Pues sí, existen. Conozco algunos y esta semana me he topado
con ejemplos claros. He mirado a los interfectos a la cara (a veces era ella
sin él, a veces él sin ella) y yo, divorciada y con relaciones fracasada a mis
espaldas, era la que les recordaba lo afortunados que eran.
Efectivamente, hay matrimonios felices. Incluso algunos de
ellos llevan muchos, muchos años. Inma me cuenta que se tropieza a su pareja por
la calle, a veces de casualidad, por el centro del pueblo. Él la detiene y le pega un beso de
impresión. A veces, hay vecinos delante,
incluso me da un poco de vergüenza, me dice. Pero no es vergüenza exactamente.
Lo que le sucede a Inma, que vive en un municipio pequeño de Murcia donde todo
el mundo se conoce, es que teme provocar a quienes no son tan afortunados como
ellos. Llevan 20 años de matrimonio. Y cuando Inma me habla de su pareja admite
sentirse querida como el primer día. Y sonríe. Y yo le digo ¡Pues qué
hermosura! ¿no? Se le para el gesto. La sonrisa es serena y
satisfecha.
Parece sencillo y lo es. También excepcional. En cuántas ocasiones nos sucede que en nuestra vida todo podría ser perfecto
pero nunca encontramos esa pieza del puzzle. Y ahí andamos, desclasados,
desnortados. Ni tristes ni todo lo contrario. Es imposible sentirse un bicho
raro porque los matrimonios fracasados son la mayoría. Algunos incluso siguen
juntos y leen esta columna. Otros, apuestan por el cambio aunque suponga
soledad y desconcierto por un tiempo.
Miguel Ángel, extiende un gel mentolado por mi espalda y me
habla de ella. Que ya no está. Que una enfermedad fea se la llevó pero siempre
fueron felices. Hasta el último momento. Es osteópata. Esta escena nada tiene
que ver con el erotismo. Casi somos familia. Lo conozco desde que era una niña.
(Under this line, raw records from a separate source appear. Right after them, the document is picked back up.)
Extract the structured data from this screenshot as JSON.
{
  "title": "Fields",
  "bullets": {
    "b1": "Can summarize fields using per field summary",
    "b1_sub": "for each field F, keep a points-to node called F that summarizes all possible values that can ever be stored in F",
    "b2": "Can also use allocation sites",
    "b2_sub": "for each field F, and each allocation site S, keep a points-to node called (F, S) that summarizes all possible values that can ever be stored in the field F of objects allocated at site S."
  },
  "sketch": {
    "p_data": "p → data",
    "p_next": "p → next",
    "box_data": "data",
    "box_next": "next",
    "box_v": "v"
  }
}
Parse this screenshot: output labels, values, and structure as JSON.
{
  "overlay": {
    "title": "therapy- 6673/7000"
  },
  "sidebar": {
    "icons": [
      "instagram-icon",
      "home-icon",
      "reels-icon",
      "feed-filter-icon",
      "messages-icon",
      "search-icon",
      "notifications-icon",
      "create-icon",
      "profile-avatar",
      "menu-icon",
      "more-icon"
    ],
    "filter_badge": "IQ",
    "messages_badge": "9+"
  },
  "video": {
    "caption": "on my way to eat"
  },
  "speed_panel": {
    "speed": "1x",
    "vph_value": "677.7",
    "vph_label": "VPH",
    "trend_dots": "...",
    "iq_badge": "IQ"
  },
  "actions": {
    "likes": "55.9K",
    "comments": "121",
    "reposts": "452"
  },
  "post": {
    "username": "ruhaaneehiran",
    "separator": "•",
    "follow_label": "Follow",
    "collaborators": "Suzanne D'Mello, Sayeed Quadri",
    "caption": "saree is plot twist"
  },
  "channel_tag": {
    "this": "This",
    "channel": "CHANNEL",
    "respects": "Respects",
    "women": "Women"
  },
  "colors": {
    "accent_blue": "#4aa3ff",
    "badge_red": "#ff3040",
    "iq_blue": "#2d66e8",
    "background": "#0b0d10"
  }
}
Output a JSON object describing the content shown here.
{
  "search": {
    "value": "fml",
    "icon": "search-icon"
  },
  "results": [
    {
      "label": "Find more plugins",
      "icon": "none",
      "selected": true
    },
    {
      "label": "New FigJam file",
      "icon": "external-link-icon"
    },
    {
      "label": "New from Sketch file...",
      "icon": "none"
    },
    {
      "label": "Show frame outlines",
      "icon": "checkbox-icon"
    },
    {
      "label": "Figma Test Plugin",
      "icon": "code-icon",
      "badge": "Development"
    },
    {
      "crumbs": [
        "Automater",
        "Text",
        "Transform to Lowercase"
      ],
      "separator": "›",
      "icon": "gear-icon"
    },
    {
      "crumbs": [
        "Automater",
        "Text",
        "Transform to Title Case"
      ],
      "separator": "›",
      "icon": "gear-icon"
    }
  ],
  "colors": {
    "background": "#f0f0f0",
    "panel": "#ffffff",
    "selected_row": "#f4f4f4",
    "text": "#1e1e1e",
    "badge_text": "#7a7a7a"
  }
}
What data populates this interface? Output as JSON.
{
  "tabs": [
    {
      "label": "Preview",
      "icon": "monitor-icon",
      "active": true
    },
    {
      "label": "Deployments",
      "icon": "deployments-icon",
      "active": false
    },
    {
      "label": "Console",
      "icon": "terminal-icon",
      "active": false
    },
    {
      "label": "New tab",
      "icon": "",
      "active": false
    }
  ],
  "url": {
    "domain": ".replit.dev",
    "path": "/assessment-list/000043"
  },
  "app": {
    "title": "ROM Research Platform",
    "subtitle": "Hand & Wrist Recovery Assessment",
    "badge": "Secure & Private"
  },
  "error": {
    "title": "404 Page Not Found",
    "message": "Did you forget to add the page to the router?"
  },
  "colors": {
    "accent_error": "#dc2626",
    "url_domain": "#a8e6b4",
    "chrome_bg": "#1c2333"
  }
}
Dos años después de la muerte de su esposa todavía habla de ella con
delectación. No pasaba un día que no la viese en ropa interior. Me gustaba ver
lo que llevaba, me cuenta. No pasa un día que no la recuerde. A ella, a su gran
corazón y su capacidad de amar. Fue la primera, la única. No sabemos si la
última.
Suertudo, tú, amigo. Cuántos pasarán por esta vida sin encontrar un
alma tan afín. Una experiencia tan deliciosa y tan plena. Cuánta gente aguanta
un día a día insoportable por el miedo, la hipoteca o los hijos.
Tomás es el más veterano de cuantos me he topado en estos
días con matrimonios felices. Le falta muy poco para el 50 aniversario. Cuando
le solté el consabido ¡Qué hermosura! Se quedó casi paralizado. Pues sí. Y mil
veces sí, me corroboró. Sin palabras. Sólo con ese gesto tan especial.
Repitiendo mis palabras. Qué hermosura en verdad.
Muchas religiones hablan de la reencarnación y quizá un
matrimonio feliz es el premio a superar un aprendizaje. Es, quizá, el resultado
de encontrar a la persona adecuada en el momento adecuado. El veterano me
subraya. Sé que hay una cosa odiosa en mi y es que no puedo evitar dar
consejos: los jóvenes de hoy tenéis demasiado presente lo que hace cada uno.
Como un debe y un haber. Y en un
matrimonio eso no debería existir. La contabilidad sólo es buena para los
negocios no para las relaciones largas, duraderas y felices.
Y quien los llama matrimonio, los llama parejas. Esas almas
que son corazón y vida. Que gozan del sexo, ese pegamento tan importante del
amor y que aceptan al otro a pesar de sus defectos.